O Militante faz 70 anos! – Ontem e hoje os mesmos objectivos

O Militante faz 70 anos!
Ontem e hoje os mesmos objectivos

Maria da Piedade Morgadinho

Este ano O Militante assinala o seu 70º aniversário. Momento de evocação da sua história, momento de balanço sobre o papel desempenhado ao longo de 70 anos, momento de reflexão, momento de rasgar novas perspectivas rumo ao futuro que outro não é senão o futuro do PCP e da sua luta que tem no horizonte o objectivo do socialismo e do comunismo.

O que determinou o Partido, ainda em 1933 mas já então na clandestinidade, consolidado que estava o regime fascista, a criar uma publicação distinta do Avante!? Fundamentalmente, a necessidade de uma publicação voltada particularmente para a vida interna do Partido que contribuísse para o desenvolvimento da organização, que ajudasse a elevar a preparação política e ideológica dos membros do Partido.
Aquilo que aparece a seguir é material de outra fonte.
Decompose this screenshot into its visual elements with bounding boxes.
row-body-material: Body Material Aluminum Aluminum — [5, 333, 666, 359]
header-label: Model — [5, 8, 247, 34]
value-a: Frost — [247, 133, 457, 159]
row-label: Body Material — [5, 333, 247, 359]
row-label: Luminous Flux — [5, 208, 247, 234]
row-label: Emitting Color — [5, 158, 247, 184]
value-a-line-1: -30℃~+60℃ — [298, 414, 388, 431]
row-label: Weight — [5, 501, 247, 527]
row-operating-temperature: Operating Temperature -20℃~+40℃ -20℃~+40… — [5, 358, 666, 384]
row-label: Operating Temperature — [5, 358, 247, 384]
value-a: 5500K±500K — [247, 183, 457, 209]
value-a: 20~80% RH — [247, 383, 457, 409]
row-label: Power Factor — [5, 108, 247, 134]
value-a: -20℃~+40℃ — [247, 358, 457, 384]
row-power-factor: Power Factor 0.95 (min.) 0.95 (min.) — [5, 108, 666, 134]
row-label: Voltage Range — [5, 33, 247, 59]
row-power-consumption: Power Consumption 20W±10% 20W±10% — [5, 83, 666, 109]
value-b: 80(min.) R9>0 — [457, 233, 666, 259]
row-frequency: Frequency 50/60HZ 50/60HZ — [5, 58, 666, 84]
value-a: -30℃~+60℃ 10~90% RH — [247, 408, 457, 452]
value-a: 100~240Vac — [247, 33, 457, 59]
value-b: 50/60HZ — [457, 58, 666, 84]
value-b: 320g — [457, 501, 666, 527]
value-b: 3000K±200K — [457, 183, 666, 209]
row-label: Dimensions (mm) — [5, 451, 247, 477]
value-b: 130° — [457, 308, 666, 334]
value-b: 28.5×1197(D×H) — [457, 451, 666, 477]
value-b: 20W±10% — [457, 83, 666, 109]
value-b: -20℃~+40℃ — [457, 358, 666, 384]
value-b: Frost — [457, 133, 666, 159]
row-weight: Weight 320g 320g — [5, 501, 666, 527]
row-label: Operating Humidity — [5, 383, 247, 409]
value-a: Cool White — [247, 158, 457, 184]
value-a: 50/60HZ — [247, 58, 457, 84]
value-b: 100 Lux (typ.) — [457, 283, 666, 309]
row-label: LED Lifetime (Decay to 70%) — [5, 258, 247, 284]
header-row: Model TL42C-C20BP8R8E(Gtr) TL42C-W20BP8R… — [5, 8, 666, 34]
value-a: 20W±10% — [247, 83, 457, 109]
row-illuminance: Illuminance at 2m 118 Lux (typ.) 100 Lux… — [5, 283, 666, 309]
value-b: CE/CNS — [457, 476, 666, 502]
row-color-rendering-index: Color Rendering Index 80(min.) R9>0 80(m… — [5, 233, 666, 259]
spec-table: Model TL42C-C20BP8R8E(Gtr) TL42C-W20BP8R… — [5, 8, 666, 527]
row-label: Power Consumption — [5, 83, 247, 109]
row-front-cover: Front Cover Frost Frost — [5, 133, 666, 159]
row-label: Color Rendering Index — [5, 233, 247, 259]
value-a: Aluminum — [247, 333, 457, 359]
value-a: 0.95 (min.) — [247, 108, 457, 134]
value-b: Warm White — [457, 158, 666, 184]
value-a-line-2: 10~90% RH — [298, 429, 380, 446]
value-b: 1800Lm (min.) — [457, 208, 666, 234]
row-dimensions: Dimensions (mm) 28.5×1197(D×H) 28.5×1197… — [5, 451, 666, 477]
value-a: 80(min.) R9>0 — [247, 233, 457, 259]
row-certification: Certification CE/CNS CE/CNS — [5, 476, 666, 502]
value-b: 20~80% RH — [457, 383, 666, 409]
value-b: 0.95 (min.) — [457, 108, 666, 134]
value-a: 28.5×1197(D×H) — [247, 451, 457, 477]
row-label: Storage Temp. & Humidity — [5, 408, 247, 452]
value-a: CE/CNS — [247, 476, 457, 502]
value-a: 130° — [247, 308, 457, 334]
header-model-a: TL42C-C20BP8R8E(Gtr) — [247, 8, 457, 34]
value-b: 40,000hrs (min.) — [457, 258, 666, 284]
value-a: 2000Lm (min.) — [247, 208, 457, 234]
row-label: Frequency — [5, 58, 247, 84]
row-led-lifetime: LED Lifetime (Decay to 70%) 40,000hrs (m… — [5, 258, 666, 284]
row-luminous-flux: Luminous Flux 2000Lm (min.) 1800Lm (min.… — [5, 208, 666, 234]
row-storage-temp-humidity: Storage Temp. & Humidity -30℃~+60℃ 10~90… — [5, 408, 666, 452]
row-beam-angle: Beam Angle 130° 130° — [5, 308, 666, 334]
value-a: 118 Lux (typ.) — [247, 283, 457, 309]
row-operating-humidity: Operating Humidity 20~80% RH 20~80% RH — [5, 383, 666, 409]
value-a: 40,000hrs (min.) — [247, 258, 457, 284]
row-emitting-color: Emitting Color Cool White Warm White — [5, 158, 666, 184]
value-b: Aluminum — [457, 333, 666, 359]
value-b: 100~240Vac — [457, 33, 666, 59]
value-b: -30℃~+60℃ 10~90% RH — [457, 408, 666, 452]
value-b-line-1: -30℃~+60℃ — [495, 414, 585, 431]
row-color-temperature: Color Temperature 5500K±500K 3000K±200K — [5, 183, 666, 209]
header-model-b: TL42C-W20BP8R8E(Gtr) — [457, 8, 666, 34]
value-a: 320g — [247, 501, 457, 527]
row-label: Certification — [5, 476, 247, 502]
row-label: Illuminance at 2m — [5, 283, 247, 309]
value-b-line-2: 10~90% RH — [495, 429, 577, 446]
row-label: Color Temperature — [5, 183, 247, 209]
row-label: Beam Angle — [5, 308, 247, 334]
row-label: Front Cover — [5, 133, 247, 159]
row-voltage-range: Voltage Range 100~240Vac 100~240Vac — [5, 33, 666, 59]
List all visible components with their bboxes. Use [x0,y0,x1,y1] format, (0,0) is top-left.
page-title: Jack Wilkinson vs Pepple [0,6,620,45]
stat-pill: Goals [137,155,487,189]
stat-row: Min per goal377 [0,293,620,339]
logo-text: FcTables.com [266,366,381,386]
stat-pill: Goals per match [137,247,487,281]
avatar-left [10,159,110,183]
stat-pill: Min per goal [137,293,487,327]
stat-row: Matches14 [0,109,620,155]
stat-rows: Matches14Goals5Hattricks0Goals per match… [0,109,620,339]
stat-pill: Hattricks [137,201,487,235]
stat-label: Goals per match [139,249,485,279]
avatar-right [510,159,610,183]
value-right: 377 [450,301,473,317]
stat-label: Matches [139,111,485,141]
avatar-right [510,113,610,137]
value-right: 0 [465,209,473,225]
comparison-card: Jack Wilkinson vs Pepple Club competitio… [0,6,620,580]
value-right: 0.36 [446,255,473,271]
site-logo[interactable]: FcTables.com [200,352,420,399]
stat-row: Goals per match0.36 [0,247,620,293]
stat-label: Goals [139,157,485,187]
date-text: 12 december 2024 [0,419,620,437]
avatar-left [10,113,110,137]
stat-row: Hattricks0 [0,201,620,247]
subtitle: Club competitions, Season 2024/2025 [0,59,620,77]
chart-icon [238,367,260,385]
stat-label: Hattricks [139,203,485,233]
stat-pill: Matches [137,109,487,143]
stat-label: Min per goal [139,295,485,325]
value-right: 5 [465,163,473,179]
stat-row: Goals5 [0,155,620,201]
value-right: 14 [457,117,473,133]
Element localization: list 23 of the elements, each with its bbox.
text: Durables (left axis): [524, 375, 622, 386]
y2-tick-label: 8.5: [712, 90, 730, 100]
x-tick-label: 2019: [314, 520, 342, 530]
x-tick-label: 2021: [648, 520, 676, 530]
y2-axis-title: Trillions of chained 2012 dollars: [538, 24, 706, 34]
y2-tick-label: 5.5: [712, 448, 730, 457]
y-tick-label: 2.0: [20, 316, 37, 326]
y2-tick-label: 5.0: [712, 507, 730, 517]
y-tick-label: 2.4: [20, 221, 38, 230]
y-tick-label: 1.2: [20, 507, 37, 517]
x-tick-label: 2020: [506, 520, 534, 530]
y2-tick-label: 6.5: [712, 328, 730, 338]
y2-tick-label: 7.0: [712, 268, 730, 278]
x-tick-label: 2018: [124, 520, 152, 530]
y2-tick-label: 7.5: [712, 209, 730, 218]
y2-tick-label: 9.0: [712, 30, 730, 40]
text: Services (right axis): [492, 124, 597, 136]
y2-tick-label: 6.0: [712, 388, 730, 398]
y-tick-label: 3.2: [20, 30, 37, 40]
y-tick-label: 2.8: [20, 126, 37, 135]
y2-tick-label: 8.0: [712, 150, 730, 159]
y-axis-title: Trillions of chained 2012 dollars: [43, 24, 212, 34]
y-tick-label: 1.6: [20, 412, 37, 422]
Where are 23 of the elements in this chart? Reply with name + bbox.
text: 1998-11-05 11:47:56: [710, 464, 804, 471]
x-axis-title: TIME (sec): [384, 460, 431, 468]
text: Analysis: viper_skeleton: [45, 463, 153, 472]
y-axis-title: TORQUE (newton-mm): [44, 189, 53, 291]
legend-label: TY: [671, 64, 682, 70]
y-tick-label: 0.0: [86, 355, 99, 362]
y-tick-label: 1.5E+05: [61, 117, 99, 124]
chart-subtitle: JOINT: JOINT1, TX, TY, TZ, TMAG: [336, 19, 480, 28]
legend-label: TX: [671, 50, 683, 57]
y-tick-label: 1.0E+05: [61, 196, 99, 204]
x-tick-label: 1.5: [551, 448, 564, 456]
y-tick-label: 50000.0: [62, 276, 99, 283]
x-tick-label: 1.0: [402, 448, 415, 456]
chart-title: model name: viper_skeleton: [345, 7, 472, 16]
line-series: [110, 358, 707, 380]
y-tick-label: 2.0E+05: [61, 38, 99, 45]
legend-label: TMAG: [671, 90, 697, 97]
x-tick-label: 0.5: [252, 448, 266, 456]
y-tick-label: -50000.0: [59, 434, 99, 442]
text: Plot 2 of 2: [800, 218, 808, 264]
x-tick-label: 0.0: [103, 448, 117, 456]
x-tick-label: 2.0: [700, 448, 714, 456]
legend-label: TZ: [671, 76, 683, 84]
É sem dúvida digno de registo o facto de uma publicação poder orgulhar-se de 70 anos de existência, facto só entendido por quem conhecer bem, de perto, o PCP, a sua história passada, a sua vida presente.

Foi só há dez anos, quando então comemorava o seu 60º aniversário que, pela primeira vez, graças à documentação do arquivo histórico do Partido, foi possível reunir elementos que nos permitiram ter uma ideia mais concreta e precisa do percurso de O Militante desde 1933 até à Revolução de Abril de 1974.

Em Outubro de 1933, fruto dos esforços reorganizativos iniciados em 1929, o Secretariado do Partido publicou um Boletim, copiografado, que intitulou Boletim do Secretariado, destinado a questões de organização e de informação e formação de quadros, do qual se conhece apenas um número. Em Fevereiro de 1937 é publicado um outro Boletim, já então impresso, com a designação de Boletim Interno do PCP e a indicação de II Série. Pelo seu conteúdo não é difícil concluir que se trata da continuação do anterior. Nele se afirma que “tratará de todos os problemas da linha política e de organização do Partido” e que “deve contribuir para a educação dos novos quadros e para uma maior activação do Partido”. Deste Boletim conhece-se apenas um número.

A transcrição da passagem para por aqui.